Zambelli designed the series – dubbed “Marqué” – specially as an entry for the MOS Designer Residency Competition. MOS offers these residencies in the picturesque medieval village of Montalcino, in Tuscany. In addition to Zambelli, there were five other winners: the international design studios of Nina Cho, Olga Bielawska, Studio UUfie, Tim Vanlier and Tomáš Libertiny. As for Marqué, its materials and shapes turn out to be distilled recollections. This is a collection which harks back, reviving traditional techniques and revisiting old themes. It is a congeries of stylistic features in search of new forms of expression, to which only Italian manufacturing excellence can do full justice.
Marqué is a set of furniture pieces: a dry bar, a console cabinet and a coffee table. The collection rethinks its use of materials – iron, copper and brass – in “cabinetmaking” terms. Its inlaid work catches the eye as a new and distinctive embellishment. Each metal undergoes an experimental process of oxidisation which causes a unique and unpredictable alteration of the surface. As many as four different degrees of oxidisation alternate here.

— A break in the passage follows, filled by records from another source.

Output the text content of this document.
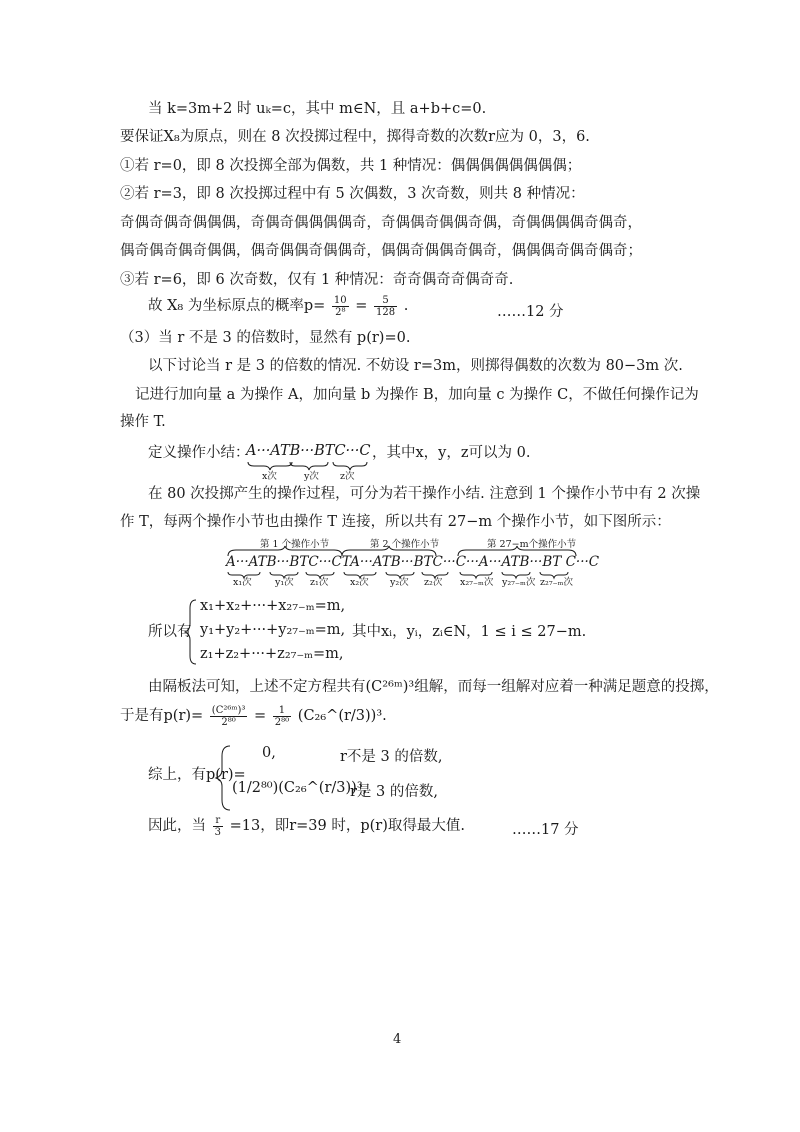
当 k=3m+2 时 uₖ=c，其中 m∈N，且 a+b+c=0.
要保证X₈为原点，则在 8 次投掷过程中，掷得奇数的次数r应为 0，3，6.
①若 r=0，即 8 次投掷全部为偶数，共 1 种情况：偶偶偶偶偶偶偶偶；
②若 r=3，即 8 次投掷过程中有 5 次偶数，3 次奇数，则共 8 种情况：
奇偶奇偶奇偶偶偶，奇偶奇偶偶偶偶奇，奇偶偶奇偶偶奇偶，奇偶偶偶偶奇偶奇，
偶奇偶奇偶奇偶偶，偶奇偶偶奇偶偶奇，偶偶奇偶偶奇偶奇，偶偶偶奇偶奇偶奇；
③若 r=6，即 6 次奇数，仅有 1 种情况：奇奇偶奇奇偶奇奇.
故 X₈ 为坐标原点的概率$p= \frac{10}{\text{2⁸}} = \frac{5}{128}$ .	……12 分
（3）当 r 不是 3 的倍数时，显然有 p(r)=0.
以下讨论当 r 是 3 的倍数的情况. 不妨设 r=3m，则掷得偶数的次数为 80−3m 次.
记进行加向量 a 为操作 A，加向量 b 为操作 B，加向量 c 为操作 C，不做任何操作记为
操作 T.
定义操作小结：
A···ATB···BTC···C ，其中x，y，z可以为 0.
x次	y次 z次
在 80 次投掷产生的操作过程，可分为若干操作小结. 注意到 1 个操作小节中有 2 次操
作 T，每两个操作小节也由操作 T 连接，所以共有 27−m 个操作小节，如下图所示：
第 1 个操作小节	第 2 个操作小节	第 27−m个操作小节
A···ATB···BTC···CTA···ATB···BTC···C···A···ATB···BT C···C
x₁次 y₁次 z₁次 x₂次 y₂次 z₂次 x₂₇₋ₘ次 y₂₇₋ₘ次 z₂₇₋ₘ次
所以有
x₁+x₂+···+x₂₇₋ₘ=m,
y₁+y₂+···+y₂₇₋ₘ=m,
z₁+z₂+···+z₂₇₋ₘ=m,
其中xᵢ，yᵢ，zᵢ∈N，1 ≤ i ≤ 27−m.
由隔板法可知，上述不定方程共有(C²⁶ᵐ)³组解，而每一组解对应着一种满足题意的投掷，
于是有$p(r)= \frac{\text{(C²⁶ᵐ)³}}{\text{2⁸⁰}} = \frac{1}{\text{2⁸⁰}}$ (C₂₆^(r/3))³.
综上，有p(r)=
0,	r不是 3 的倍数,
(1/2⁸⁰)(C₂₆^(r/3))³,
r是 3 的倍数,
因此，当 $\frac{r}{3} =13$，即r=39 时，p(r)取得最大值.	……17 分
4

Thus the stark linearity of the furniture contours is, as it were, enriched by the presence of lavish, criss-crossing surface patterns which form an inlaid composition. Furthermore, the surface oxidisation of the metal causes unrepeatable changes which lend infinite variety and subtlety. The slender legs on which each piece stands also boast distinctive features: three are tipped with the pure, unoxidised metal while the fourth, serving as a pivot, stands out visibly from the rest of the ensemble: a cheerful ‘odd one out’. This further confirms the extreme sophistication and attention to detail of the entire composition. So Art Deco comes to life in contemporary form and makes its “mark” in the third millennium.